For energy consumption management, the intelligent server integrates functions such as dynamic frequency modulation for CPU cores, fan speed tuning, and power supply hibernation. When service loads are low at night, users can set the energy consumption profile to the energy-saving mode. The Intelligent Server then will adjust the CPU clock frequency to limit power consumption within a specified range of values. The Intelligent Server can also hibernate some Power Supply Units (PSUs) to further reduce power consumption. When service loads are heavy during daytime peak hours, users can set the energy consumption profile to a high-performance mode. The Intelligent Server then will cancel all CPU frequency modulation restrictions and PSU hibernation configurations. In addition, the Intelligent Server will invoke the high-performance heat dissipation specifications for fan heat control to intelligently associate energy saving policies with real-world conditions. Combined, these features can save over 10 percent of the energy draw for a single server cabinet. The intelligent power consumption management platform also provides intelligent control of cabinet-level power consumption, where the power-capping value is recommended based on historical power records. In typical service scenarios, the density of single server cabinets can be increased by more than 10 percent.

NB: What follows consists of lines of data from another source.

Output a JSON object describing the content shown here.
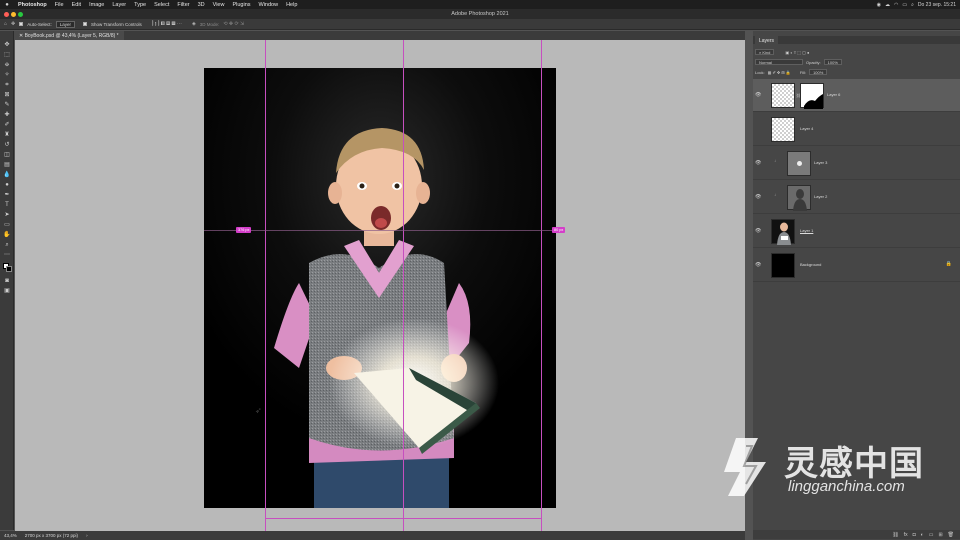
{
  "menubar": {
    "items": [
      "Photoshop",
      "File",
      "Edit",
      "Image",
      "Layer",
      "Type",
      "Select",
      "Filter",
      "3D",
      "View",
      "Plugins",
      "Window",
      "Help"
    ],
    "datetime": "Do 23 sep.  15:21"
  },
  "titlebar": {
    "title": "Adobe Photoshop 2021"
  },
  "options": {
    "auto_select_label": "Auto-Select:",
    "auto_select_value": "Layer",
    "transform_label": "Show Transform Controls",
    "mode_label": "3D Mode:"
  },
  "document": {
    "tab_label": "BoyBook.psd @ 43,4% (Layer 5, RGB/8) *",
    "measure_left": "376 px",
    "measure_right": "80 px"
  },
  "status": {
    "zoom": "43,4%",
    "size": "2700 px x 3700 px (72 ppi)"
  },
  "layers_panel": {
    "tab": "Layers",
    "kind_label": "Kind",
    "blend_mode": "Normal",
    "opacity_label": "Opacity:",
    "opacity_value": "100%",
    "lock_label": "Lock:",
    "fill_label": "Fill:",
    "fill_value": "100%",
    "layers": [
      {
        "name": "Layer 6"
      },
      {
        "name": "Layer 4"
      },
      {
        "name": "Layer 3"
      },
      {
        "name": "Layer 2"
      },
      {
        "name": "Layer 1"
      },
      {
        "name": "Background"
      }
    ]
  },
  "watermark": {
    "chinese": "灵感中国",
    "url": "lingganchina.com"
  },
  "colors": {
    "guide": "#c64fbf",
    "measure": "#d43ec9",
    "active_layer": "#5d5d5d"
  }
}
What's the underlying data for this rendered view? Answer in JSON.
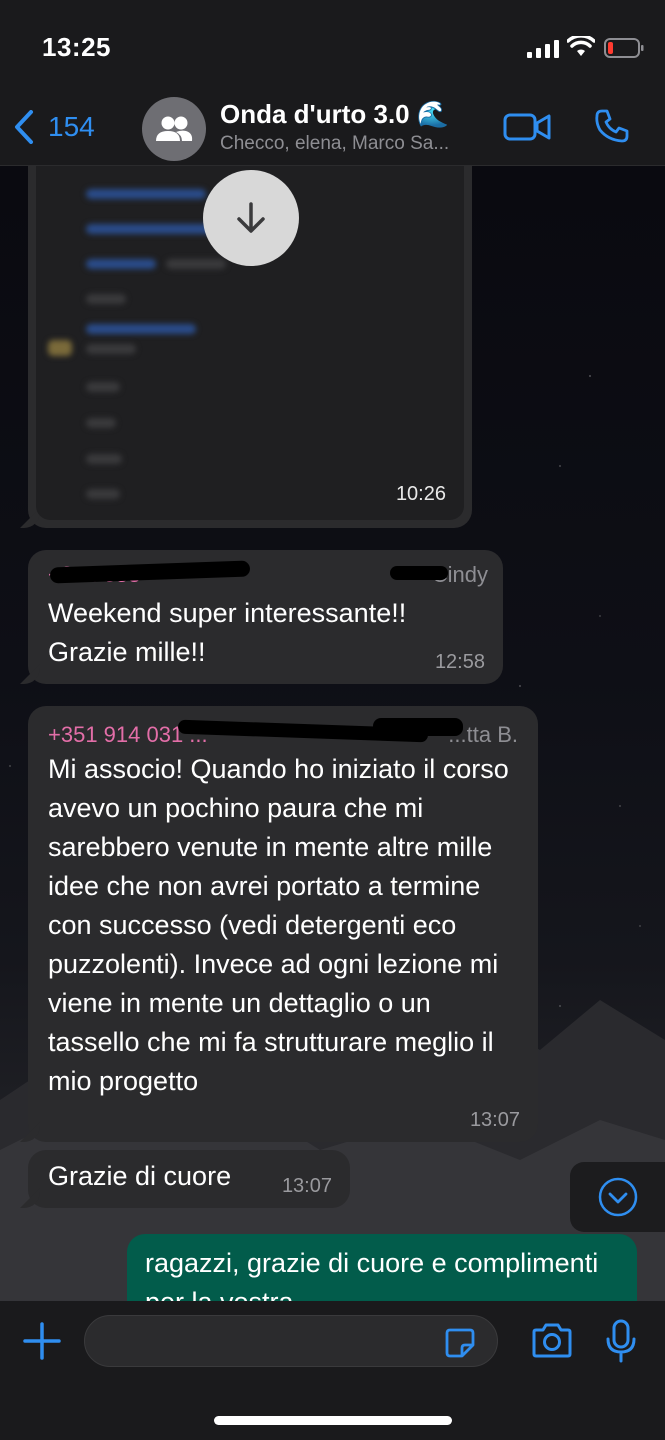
{
  "status_bar": {
    "time": "13:25"
  },
  "header": {
    "back_count": "154",
    "group_name": "Onda d'urto 3.0 🌊",
    "members": "Checco, elena, Marco Sa..."
  },
  "messages": [
    {
      "type": "image",
      "time": "10:26"
    },
    {
      "sender": "+3 ... 553",
      "sender_name": "Cindy",
      "text": "Weekend super interessante!! Grazie mille!!",
      "time": "12:58"
    },
    {
      "sender": "+351 914 031 ...",
      "sender_name": "~ ...tta B.",
      "text": "Mi associo! Quando ho iniziato il corso avevo un pochino paura che mi sarebbero venute in mente altre mille idee che non avrei portato a termine con successo (vedi detergenti eco puzzolenti). Invece ad ogni lezione mi viene in mente un dettaglio o un tassello che mi fa strutturare meglio il mio progetto",
      "time": "13:07"
    },
    {
      "text": "Grazie di cuore",
      "time": "13:07"
    },
    {
      "text": "ragazzi, grazie di cuore e complimenti per la vostra",
      "outgoing": true
    }
  ],
  "input": {
    "placeholder": ""
  },
  "colors": {
    "accent": "#2f8ef0",
    "outgoing_bubble": "#025c4b",
    "incoming_bubble": "#2b2b2d",
    "sender": "#e36ea8"
  }
}
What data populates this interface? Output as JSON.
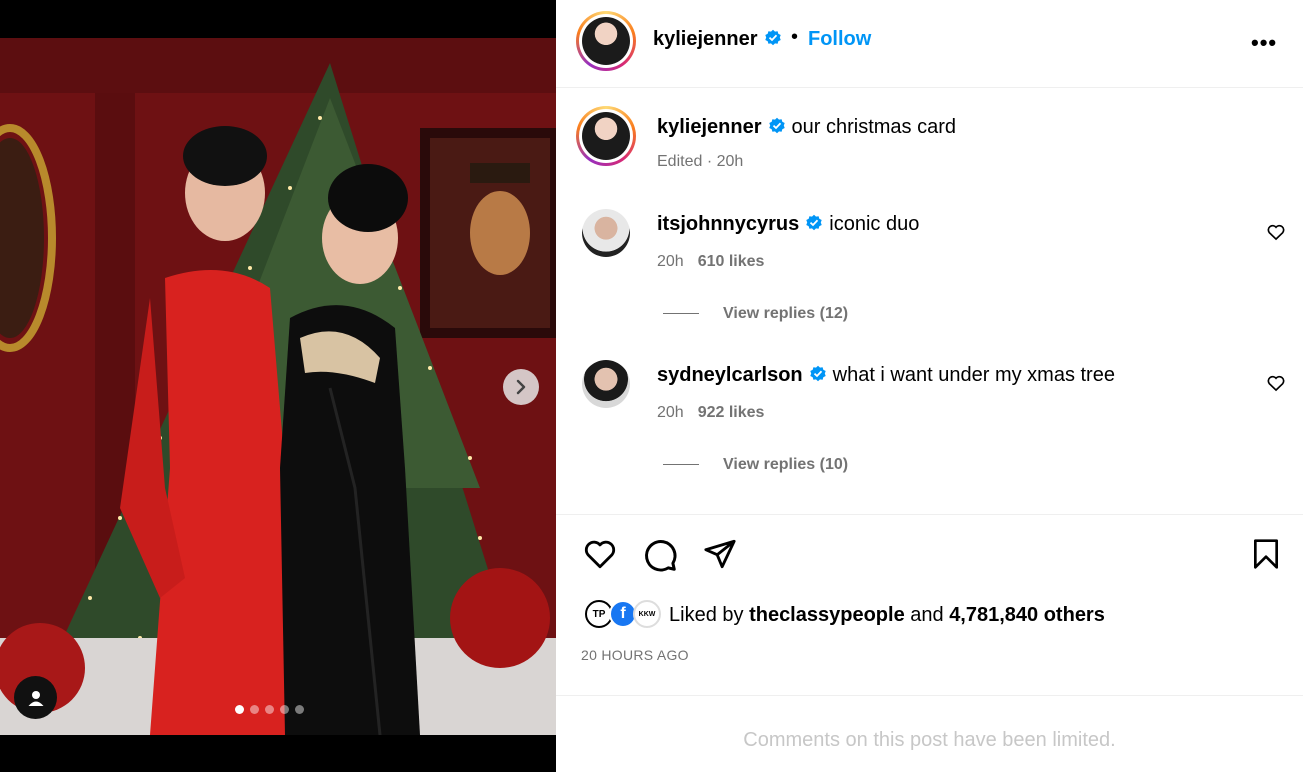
{
  "post": {
    "username": "kyliejenner",
    "follow_label": "Follow",
    "separator": "•",
    "more_label": "•••",
    "caption": "our christmas card",
    "caption_meta": "Edited · 20h",
    "media_dots": 5,
    "active_dot": 0
  },
  "comments": [
    {
      "username": "itsjohnnycyrus",
      "text": "iconic duo",
      "time": "20h",
      "likes": "610 likes",
      "replies": "View replies (12)"
    },
    {
      "username": "sydneylcarlson",
      "text": "what i want under my xmas tree",
      "time": "20h",
      "likes": "922 likes",
      "replies": "View replies (10)"
    }
  ],
  "likes": {
    "prefix": "Liked by",
    "user": "theclassypeople",
    "and": "and",
    "others": "4,781,840 others",
    "mini_avatars": [
      "TP",
      "f",
      "KKW"
    ]
  },
  "timestamp": "20 HOURS AGO",
  "footer": "Comments on this post have been limited.",
  "icons": [
    "heart-icon",
    "comment-icon",
    "share-icon",
    "bookmark-icon",
    "chevron-right-icon",
    "user-tag-icon",
    "verified-icon"
  ],
  "colors": {
    "accent": "#0095f6",
    "muted": "#737373",
    "verified": "#0095f6",
    "limited_text": "#c7c7c7"
  }
}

The Intelligent Server inherits all the existing functions of the intelligent O&M platform and provides a new direction for the evolution of O&M. According to the implementation of the intelligent server solution, traditional O&M personnel will be freed from repetitive and low-value daily work. Manual operations can be optimized and the efficiency of onsite personnel boosted using automation. In addition, intelligent energy consumption and fault management capabilities can be used to enable higher fulfillment rates for SLAs to help customers save further on OPEX.
Inspired by innovations from the very core of Huawei’s silicon chips, Intelligent Servers better position data center customers for excellence and success in the future.